4.3. Additional recommendation and good practice statement for treatment not covered in previous guidelines for the general population of women and women living with HIV

41.

Once a decision to treat a woman is made – whether from the general population of women or women living with HIV – it is good practice to treat as soon as possible within six months to reduce the risk of loss to follow-up. However, in women who are pregnant, good practice includes deferral until after pregnancy.

In circumstances when treatment is not provided within this time frame, it is good practice to re-evaluate the woman before treatment.

[Good practice statement]

42.

WHO suggests large-loop excision of the transformation zone (LLETZ) or cold knife conization (CKC) for women from the general population or women living with HIV who have histologically confirmed adenocarcinoma in situ (AIS).

[Conditional recommendation, low-certainty evidence]

Remarks: Loop excision may be preferred in women of reproductive age, in settings with greater availability of LLETZ and by providers with greater expertise performing LLETZ. CKC may be preferred when interpretation of the margins of the histological specimen is imperative.
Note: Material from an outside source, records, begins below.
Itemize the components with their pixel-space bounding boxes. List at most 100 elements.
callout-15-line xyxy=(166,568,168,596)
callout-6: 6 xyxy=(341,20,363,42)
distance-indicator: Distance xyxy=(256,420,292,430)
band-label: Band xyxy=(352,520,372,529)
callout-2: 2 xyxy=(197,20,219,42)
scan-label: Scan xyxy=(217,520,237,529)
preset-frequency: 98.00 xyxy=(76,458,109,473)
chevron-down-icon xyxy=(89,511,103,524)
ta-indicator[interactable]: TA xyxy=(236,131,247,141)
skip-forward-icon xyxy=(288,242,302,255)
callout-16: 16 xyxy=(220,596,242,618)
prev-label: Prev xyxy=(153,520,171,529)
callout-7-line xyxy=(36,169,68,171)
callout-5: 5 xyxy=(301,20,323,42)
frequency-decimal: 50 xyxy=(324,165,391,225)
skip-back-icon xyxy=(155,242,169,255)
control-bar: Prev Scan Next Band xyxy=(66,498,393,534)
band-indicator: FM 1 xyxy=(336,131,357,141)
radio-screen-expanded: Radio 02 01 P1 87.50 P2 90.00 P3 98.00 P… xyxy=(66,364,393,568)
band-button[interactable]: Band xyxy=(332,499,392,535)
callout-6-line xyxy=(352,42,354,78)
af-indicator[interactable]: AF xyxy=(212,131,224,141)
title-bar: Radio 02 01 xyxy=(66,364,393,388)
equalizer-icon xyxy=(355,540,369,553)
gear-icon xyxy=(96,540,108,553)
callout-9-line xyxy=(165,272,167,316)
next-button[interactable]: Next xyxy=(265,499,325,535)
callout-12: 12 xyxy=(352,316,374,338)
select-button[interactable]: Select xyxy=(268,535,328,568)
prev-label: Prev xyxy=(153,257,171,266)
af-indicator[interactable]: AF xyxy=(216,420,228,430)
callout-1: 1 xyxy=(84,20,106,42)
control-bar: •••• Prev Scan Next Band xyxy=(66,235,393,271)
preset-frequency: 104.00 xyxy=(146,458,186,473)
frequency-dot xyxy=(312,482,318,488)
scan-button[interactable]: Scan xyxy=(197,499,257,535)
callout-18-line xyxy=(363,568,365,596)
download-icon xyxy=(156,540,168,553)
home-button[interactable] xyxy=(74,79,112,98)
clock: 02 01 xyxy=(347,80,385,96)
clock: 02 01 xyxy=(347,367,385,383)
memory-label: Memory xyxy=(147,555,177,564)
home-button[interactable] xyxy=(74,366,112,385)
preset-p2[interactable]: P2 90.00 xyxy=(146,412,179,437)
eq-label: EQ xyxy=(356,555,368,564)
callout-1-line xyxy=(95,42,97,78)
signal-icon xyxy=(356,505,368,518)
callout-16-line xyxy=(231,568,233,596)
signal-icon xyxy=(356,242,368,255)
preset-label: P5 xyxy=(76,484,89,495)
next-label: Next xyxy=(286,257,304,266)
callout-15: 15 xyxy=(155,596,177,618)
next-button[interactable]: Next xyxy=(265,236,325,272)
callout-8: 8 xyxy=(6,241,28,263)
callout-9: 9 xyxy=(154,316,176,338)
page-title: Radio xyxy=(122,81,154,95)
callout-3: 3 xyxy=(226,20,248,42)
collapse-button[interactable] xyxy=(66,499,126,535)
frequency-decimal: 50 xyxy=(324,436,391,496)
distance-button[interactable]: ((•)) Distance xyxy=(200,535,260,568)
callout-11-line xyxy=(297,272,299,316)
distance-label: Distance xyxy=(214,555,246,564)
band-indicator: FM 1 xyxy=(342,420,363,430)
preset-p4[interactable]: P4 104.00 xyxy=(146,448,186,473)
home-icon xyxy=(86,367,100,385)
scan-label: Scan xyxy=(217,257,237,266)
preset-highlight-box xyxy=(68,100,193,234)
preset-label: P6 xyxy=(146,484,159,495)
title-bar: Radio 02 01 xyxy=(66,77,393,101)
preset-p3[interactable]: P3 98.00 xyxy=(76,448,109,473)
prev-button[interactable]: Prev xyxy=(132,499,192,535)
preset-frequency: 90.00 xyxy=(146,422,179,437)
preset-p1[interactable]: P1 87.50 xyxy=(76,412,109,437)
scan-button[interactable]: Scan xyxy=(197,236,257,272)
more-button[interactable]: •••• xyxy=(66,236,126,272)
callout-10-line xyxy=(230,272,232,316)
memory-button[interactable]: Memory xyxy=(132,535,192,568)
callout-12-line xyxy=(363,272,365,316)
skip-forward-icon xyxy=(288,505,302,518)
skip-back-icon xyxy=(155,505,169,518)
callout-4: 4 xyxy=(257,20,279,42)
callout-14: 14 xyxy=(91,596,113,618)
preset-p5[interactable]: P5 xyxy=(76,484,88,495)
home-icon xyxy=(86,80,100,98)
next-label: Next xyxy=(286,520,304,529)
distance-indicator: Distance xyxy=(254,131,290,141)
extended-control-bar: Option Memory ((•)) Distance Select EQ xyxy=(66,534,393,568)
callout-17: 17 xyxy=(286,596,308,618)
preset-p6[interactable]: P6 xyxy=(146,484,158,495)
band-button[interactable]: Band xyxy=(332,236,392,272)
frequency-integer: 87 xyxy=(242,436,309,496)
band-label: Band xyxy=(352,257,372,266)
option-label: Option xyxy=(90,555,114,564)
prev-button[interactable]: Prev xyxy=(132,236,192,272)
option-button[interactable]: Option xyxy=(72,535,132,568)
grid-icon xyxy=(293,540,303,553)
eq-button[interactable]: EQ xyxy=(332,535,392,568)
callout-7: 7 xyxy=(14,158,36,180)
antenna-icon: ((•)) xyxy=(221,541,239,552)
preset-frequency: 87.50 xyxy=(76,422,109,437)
4.3.1. Justification and evidence summary

Low-certainty evidence from a systematic review of the literature found that there may be little to no difference in the recurrence rate of AIS with CKC or electrosurgical excision, or in the incidence of complications such as major infection and bleeding, and found that more women may have premature deliveries in subsequent pregnancies following a CKC compared with electrosurgical excision. The studies included in the systematic review did not confirm HIV status, but the GDG agreed that the data could be extrapolated to women living with HIV and applied directly. CKC is performed in the operating theatre, so access to CKC may be limited in some settings, more costly and less preferred by women compared with LLETZ. In addition, greater expertise may be needed for successful electrosurgical excision.

Footnotes

5

There are gaps in these numbers, as WHO intends to soon issue additional recommendations on screening tests and implementation, which will be numbered as needed (expected to be 15–20 for the general population of women and 35–40 for women living with HIV).

6

Recommendations and good practice statements marked with * do not differ from the corresponding items listed in section 4.2 for women living with HIV (refer to Table 1 in the Executive summary).

7

Recommendations and good practice statements marked with * do not differ from the corresponding items listed in section 4.1 for women in the general population (refer to Table 1 in the Executive summary).